I can see a few ways to achieve this:

  • On process startup, take a reading from both SystemTime and Instant, and treat them as referring to the same point in time. Then, have Timestamp::now() read from Instant (which is monotonic), and use the known point in time to translate the read Instant into an offset since the Unix epoch.
  • Keep a (thread-local?) cell containing the latest SystemTime or Timestamp ever read from the system clock, the "high water mark." In Timestamp::now(), if the system clock reports a value less than the HWM, return the HWM instead. Like:
impl Timestamp {
    fn now() -> Self {
        thread_local! { static CLOCK_HIGH_WATER_MARK: Cell<SystemTime> = Cell::new(SystemTime::UNIX_EPOCH); }

        let sys_clock = SystemTime::now();
        let hwm = CLOCK_HIGH_WATER_MARK.get();
        if hwm > sys_clock {
            Self::from_system_time(hwm)
        } else {
            CLOCK_HIGH_WATER_MARK.set(sys_clock);
            Self::from_system_time(sys_clock)
        }
    }
}

We probably need to do some investigation to determine which of these options is preferable, or if there are other ways to get a monotonic wall-time clock. This seems likely to be the kind of thing that has serious pitfalls if done wrong.

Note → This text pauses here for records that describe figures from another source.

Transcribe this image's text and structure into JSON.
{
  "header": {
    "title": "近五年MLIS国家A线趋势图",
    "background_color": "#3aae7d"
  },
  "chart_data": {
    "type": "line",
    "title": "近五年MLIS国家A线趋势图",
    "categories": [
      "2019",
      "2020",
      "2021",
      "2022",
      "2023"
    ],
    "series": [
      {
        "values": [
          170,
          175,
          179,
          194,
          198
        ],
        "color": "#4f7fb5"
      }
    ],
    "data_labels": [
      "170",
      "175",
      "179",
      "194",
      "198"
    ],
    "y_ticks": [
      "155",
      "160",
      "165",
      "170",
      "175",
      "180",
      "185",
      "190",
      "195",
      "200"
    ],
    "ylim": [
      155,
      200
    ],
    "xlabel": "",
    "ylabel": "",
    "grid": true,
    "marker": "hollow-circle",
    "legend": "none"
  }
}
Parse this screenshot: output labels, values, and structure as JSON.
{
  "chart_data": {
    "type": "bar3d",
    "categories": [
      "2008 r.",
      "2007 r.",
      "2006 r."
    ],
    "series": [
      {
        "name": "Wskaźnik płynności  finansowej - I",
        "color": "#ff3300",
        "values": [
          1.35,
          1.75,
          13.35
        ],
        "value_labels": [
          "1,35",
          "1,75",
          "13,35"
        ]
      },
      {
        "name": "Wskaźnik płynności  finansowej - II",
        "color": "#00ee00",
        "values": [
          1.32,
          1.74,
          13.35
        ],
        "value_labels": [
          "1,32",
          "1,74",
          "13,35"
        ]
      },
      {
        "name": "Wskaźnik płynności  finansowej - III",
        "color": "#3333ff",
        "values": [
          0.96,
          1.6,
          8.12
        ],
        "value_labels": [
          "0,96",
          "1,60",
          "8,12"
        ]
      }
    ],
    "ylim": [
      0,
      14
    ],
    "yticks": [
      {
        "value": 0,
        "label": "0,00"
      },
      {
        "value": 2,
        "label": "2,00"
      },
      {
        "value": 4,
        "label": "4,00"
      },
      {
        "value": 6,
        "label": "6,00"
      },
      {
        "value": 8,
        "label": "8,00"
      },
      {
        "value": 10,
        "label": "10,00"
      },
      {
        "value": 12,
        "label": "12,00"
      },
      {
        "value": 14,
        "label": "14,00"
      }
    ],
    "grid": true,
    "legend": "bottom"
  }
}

gefjon avatar Mar 29 '25 18:03 gefjon

The closest thing to a monotonic wall-time clock I’m aware of is TAI. It requires a leap seconds table to convert to UTC, which is often impractical.

If we don’t want to make any guarantees about reducer timestamps in general, which might be wise, we could also just compute the timestamp of repeating reducers as the elapsed time since the last execution. That time can be tracked in the scheduled table.